Do you know if the IC40 will generate when the pump is only on 600?
Not likely, but look at the unit to see if the flow is red or green.

In your climate, I would start with the SWCG creating 3 ppm FC per day right now. For 6 hours per day, that is 90% generation. If the FC rises, lower the % generation by 10 points and test in a couple days.

The FC use will be falling this time of year as the sun angle lowers in the sky.
 
All the IC40 lights stay green even when on 600rpm so its sounds like some chlorine is being generated.

My IC40 appears to have 5 settings for chlorine generation so I'll set it 80% for now and leave the pump settings at their current values, then ajust the generation % depending upon what happens to the FC level over the next few days.
 
If the flow light stays green at 600 rpm, that is the lowest I have every seen. Be careful at 80% (you must not have automation) as if that is 24 hours per day, it will spike your FC.
 
If the flow light stays green at 600 rpm, that is the lowest I have every seen. Be careful at 80% (you must not have automation) as if that is 24 hours per day, it will spike your FC.
Thanks. Good point, I will dial-it down to 60% initially. I have a basic question on how the IC40 works: Is it a binary either its generating chlorine or its not or does it generate more chlorine the higher the pump speed?

The people who intstalled the IC40 wired it up to an old intermaitc timer that was used on my old pump so in theory I could use that as a control as well.
 
Is it a binary either its generating chlorine or its not or does it generate more chlorine the higher the pump speed?
It is generating or not. If the flow switch is closed, it can generate. It uses a 5 minute cycle. So at 60%, it is generating for 3 minutes and not generating for 2 minutes.

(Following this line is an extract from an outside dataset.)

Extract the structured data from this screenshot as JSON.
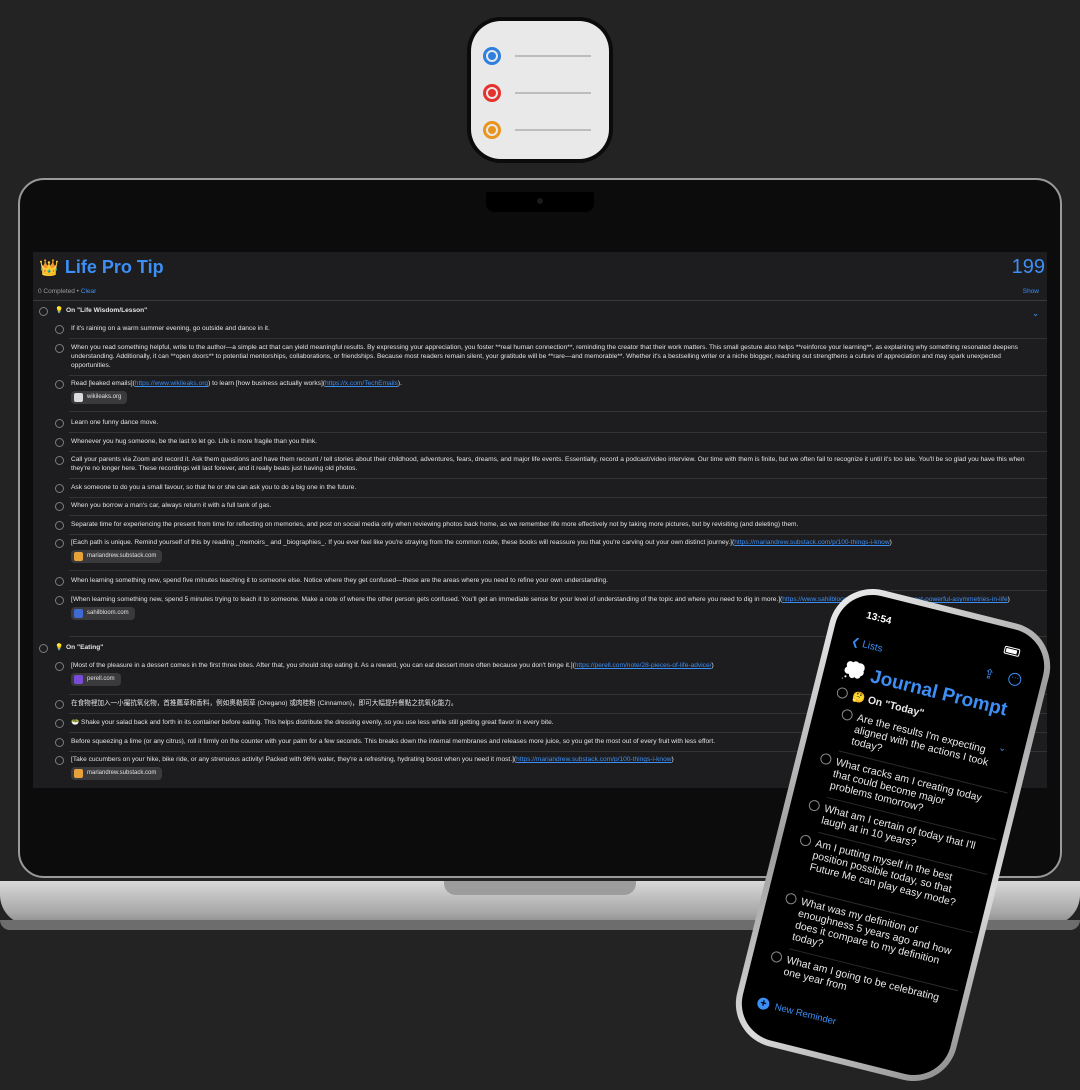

I would think you would want to use the timer with your electric rates. Not sure I would even run the pump 24 hours per day.
 
My pentair inteliflow pump has an inbuilt timer - I just like to run the pump 24x7 on a low speed as my hot tub is connected to the pool and has a water feature that only operates when the pump is on and (I assume) is quite low cost to run at 600rpm - probably should check that assumption!